Course: Advanced Geocomputing | UW-Madison
Instructor: Song Gao
In this repository, I performed 3 tasks in total. (1) Math computation for geometries, (2) GeoData operation, (3) K-means clustering.
GeoData (geographic data) will be applied in my project, so the coordinates will be defined by latitudes and longitudes, which refer to y-coordinates and x-coordinates respectively in Cassette coordinates.
In this task, I performed general mathematical computation to calculate/determine the centroid of a polygon.
The procedure contains 3 steps:
Step 1. Set up classes of Point, Polyline, and Polygon.
Step 2. Set up functions (methods) in each class.
Step 3. Demonstrate the functionality of these class at the end
The method in Polyline class allows users to calcuate the length
The method in the Polygon class allows users to
(1) calculate the area
(2) get the coordinate of the centroid of a polygon
(3) determine 4 boundaries of the minimum envelope which may be referred to as Bounding Box.

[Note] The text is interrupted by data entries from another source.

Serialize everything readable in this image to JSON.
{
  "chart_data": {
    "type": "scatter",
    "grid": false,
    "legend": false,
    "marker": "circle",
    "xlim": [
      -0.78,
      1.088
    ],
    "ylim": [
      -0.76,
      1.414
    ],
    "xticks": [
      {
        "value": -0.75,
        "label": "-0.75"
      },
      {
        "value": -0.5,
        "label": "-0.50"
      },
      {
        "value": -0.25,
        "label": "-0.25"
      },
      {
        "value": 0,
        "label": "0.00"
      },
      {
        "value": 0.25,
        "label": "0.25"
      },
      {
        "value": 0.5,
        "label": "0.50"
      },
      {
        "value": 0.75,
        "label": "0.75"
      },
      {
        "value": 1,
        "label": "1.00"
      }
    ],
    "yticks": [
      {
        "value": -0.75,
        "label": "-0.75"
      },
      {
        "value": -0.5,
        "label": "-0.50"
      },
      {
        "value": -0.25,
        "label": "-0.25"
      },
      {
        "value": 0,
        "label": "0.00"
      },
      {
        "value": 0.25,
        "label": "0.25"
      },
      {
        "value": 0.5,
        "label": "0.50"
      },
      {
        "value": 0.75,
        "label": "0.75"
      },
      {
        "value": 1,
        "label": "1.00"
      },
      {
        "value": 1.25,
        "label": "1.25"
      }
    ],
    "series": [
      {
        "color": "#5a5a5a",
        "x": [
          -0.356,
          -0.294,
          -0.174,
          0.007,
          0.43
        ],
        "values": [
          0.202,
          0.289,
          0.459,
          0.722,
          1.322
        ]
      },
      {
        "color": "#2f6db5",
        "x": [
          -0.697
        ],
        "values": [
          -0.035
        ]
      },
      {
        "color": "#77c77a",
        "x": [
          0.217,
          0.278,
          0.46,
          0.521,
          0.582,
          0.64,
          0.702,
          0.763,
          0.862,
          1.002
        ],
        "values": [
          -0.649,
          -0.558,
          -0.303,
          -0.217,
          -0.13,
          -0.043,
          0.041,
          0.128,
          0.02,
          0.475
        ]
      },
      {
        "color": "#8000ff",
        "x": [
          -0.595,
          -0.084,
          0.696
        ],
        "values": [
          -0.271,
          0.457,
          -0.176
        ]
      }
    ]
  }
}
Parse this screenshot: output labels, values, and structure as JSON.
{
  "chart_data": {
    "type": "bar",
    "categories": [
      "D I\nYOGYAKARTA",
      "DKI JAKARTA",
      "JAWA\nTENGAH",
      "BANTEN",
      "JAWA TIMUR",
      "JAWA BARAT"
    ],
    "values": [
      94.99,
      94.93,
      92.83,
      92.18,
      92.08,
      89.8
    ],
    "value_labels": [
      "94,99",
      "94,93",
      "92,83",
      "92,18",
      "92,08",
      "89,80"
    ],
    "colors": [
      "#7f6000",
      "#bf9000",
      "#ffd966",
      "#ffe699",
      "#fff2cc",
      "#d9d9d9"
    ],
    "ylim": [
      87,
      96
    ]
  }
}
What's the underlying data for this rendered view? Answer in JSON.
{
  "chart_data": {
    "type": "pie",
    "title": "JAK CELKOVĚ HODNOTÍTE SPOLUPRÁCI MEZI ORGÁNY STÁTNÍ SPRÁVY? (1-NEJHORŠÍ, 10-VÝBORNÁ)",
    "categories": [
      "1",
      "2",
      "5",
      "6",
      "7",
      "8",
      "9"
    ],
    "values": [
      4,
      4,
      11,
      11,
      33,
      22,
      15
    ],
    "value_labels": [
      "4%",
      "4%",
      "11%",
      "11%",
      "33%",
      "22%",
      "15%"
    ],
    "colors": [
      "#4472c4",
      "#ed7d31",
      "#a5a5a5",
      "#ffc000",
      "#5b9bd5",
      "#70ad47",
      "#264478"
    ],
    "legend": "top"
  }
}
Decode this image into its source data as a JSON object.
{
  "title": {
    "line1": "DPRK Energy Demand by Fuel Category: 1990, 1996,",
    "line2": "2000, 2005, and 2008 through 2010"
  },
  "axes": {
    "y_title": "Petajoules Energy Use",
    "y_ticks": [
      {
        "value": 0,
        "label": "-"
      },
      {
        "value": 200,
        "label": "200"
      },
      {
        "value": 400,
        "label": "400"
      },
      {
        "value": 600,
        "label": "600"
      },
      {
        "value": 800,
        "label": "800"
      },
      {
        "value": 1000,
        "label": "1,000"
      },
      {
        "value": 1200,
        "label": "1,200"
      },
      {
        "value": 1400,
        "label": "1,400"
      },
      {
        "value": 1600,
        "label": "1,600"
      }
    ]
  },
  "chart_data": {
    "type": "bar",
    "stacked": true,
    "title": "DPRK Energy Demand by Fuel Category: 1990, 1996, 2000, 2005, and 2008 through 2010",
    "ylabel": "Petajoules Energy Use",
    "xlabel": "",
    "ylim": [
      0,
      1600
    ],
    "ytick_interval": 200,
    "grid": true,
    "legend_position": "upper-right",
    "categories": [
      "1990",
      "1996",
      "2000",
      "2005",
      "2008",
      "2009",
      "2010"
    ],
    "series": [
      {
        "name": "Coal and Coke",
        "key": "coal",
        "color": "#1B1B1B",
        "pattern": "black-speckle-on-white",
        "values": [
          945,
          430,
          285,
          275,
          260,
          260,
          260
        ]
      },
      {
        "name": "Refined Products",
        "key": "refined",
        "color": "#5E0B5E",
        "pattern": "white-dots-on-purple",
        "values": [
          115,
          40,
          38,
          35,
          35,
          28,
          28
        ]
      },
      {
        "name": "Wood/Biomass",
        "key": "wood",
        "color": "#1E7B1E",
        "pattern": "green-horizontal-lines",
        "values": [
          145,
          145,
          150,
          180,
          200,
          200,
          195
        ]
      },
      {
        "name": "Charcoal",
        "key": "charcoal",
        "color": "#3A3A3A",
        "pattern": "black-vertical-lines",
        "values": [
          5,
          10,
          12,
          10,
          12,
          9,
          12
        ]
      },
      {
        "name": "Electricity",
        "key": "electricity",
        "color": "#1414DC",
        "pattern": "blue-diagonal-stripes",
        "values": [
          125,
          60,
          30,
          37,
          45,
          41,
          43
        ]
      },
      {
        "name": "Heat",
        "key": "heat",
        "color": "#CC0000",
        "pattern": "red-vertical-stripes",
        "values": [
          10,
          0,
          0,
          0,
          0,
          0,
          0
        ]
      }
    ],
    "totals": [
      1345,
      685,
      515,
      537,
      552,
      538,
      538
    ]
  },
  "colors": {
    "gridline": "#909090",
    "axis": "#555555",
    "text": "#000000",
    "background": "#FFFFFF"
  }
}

In this task, I'll use pandas, Geopandas, json, and numpy libraries for reading and loading the data retrieved from Flickr. Using shapely along with pylab to visualize the location of data, then creating a convex hull for the data in a city. The purpose of convex hull is used to visualize the minimum geographic extent of a cluster. In this task, the data is classified by its location, which is the city they belong to, instead of applying the clustering algorithm to classify them.
In this task, I'll manually create a K-means clustering function. Different from the existing K-means you can get in other libraries, my K-means uses GeoDataFrame as the input. It would make geodata users process the data easier, it also demonstrates my ability to create and customize the functions as needed.
This task demonstrated the ability to use the machine learning kit to perform different clustering methods. You could also compare the K-means result in Sciki-learn with my K-means method in the previous task to check whether they have nearly the same functionality. Other than these, I also compare the result of DBSCAN with K-means to determine which one is the better way to classify the data in my case.